Die Kraft des Erinnerns: Wenn das Schweigen der Ahnen die Enkel prägt

Der Zweite Weltkrieg endete 1945, doch in den Wohnzimmern der Nachkriegsgenerationen blieb er präsent – oft als bleierne Stille oder unerklärlicher Schmerz. Das Dokumentationszentrum Flucht, Vertreibung, Versöhnung hatte am März 2026 zur Premiere des Dokumentarfilms „Die Kraft des Erinnerns“ eingeladen, gefolgt von einem hochkarätig besetzten Podiumsgespräch.

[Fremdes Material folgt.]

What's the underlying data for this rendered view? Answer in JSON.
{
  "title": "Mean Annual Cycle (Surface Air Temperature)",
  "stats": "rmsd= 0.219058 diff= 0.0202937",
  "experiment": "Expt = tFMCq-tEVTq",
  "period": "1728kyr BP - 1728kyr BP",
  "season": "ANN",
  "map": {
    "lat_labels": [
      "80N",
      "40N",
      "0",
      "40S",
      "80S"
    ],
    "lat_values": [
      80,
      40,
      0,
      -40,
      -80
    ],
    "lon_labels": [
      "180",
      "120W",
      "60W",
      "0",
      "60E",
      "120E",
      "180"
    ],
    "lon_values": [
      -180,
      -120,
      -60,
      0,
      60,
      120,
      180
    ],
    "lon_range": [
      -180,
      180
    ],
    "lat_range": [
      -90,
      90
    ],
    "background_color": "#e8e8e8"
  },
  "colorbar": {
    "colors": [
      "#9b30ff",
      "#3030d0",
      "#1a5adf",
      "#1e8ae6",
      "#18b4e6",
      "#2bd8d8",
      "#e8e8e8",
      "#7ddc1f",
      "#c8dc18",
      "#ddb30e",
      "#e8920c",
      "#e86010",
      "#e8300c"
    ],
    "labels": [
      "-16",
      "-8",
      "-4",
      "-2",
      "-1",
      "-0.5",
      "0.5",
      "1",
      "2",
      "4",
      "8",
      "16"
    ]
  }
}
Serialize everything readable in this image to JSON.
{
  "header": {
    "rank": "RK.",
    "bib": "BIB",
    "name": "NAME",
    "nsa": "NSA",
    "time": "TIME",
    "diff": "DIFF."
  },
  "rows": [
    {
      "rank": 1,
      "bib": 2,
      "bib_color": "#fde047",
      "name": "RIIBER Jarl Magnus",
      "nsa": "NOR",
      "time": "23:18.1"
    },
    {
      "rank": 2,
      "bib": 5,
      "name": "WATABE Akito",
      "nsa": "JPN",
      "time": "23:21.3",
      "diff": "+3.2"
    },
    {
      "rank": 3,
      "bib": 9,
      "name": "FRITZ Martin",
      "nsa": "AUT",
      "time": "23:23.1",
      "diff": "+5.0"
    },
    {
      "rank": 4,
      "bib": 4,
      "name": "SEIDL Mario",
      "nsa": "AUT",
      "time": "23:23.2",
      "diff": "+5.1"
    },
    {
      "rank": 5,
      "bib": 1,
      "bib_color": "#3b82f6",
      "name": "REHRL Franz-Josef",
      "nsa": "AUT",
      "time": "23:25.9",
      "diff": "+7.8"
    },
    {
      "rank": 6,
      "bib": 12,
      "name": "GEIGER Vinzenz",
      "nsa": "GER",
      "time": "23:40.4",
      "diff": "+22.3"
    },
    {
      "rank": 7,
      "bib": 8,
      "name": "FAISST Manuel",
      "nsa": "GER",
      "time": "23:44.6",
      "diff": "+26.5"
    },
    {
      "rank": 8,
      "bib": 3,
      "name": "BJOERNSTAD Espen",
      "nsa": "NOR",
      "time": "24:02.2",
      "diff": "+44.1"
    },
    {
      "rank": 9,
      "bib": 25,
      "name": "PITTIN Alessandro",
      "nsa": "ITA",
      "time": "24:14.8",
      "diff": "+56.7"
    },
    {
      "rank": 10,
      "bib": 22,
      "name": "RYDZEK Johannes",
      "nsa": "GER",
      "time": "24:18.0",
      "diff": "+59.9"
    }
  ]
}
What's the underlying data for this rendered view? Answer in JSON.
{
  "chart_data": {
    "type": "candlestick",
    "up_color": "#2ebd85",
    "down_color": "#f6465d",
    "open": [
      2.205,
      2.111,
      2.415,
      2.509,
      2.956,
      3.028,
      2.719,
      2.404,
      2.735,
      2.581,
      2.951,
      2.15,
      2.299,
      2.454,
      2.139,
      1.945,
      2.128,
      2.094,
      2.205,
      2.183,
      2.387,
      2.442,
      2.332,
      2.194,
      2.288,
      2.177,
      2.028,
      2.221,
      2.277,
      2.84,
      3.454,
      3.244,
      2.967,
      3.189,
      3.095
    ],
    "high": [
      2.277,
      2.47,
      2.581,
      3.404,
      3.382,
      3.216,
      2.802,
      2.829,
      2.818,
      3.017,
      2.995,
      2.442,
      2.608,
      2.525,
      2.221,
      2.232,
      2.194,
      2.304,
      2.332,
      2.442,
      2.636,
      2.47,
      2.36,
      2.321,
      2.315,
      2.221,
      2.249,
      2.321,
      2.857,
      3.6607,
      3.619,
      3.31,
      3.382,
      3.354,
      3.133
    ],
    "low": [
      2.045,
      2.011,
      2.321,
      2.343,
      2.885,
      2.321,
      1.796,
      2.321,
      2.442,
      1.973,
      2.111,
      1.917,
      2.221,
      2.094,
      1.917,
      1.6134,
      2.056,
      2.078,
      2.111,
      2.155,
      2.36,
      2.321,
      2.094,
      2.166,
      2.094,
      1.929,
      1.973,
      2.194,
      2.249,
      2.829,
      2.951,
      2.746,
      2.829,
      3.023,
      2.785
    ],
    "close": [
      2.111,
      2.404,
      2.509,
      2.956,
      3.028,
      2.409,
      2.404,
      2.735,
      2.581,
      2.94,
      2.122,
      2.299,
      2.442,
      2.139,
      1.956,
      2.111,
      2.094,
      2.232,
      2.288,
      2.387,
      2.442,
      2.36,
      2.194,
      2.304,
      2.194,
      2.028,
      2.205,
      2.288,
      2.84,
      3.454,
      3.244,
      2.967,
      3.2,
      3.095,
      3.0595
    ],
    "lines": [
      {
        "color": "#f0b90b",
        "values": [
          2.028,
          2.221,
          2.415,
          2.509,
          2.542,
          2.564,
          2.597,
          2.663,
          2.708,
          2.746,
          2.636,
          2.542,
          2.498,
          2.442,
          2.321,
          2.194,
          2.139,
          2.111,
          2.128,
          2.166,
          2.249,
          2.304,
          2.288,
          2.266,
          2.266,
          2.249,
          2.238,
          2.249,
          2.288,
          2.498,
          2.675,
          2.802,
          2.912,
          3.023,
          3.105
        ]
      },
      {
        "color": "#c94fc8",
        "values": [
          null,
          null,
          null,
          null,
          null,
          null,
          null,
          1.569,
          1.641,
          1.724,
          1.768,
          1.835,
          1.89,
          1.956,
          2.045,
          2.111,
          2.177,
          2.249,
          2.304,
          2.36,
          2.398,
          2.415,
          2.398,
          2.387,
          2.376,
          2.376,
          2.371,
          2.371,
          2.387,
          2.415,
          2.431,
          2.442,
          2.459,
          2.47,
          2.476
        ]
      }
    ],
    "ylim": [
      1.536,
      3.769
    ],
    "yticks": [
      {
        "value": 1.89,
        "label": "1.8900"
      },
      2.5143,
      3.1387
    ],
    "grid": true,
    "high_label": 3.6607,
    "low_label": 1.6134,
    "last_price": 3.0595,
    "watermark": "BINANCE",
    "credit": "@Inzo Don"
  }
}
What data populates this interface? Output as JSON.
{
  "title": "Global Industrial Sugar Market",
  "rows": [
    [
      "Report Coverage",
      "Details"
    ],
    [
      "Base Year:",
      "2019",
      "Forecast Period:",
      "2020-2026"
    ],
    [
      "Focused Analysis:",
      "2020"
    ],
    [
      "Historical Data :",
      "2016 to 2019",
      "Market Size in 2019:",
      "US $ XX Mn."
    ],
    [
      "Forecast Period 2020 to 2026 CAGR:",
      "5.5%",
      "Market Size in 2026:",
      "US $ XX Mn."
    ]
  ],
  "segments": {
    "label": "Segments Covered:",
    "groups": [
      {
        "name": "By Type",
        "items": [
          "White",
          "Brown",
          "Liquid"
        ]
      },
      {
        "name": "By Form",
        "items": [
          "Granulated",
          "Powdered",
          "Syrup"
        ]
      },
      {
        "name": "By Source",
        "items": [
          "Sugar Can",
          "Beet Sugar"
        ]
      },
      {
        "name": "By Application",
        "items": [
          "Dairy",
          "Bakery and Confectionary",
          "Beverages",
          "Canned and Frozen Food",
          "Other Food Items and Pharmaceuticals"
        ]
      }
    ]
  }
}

Was bedeutet es für ein Leben, wenn die Traumata der Großeltern unbewusst mit am Küchentisch sitzen? Der Film beleuchtet das Phänomen der transgenerationalen Weitergabe und zeigt, dass Flucht, Vertreibung und Kriegsschuld keine abgeschlossenen historischen Akten sind, sondern aktive Kräfte in der DNA heutiger Familien.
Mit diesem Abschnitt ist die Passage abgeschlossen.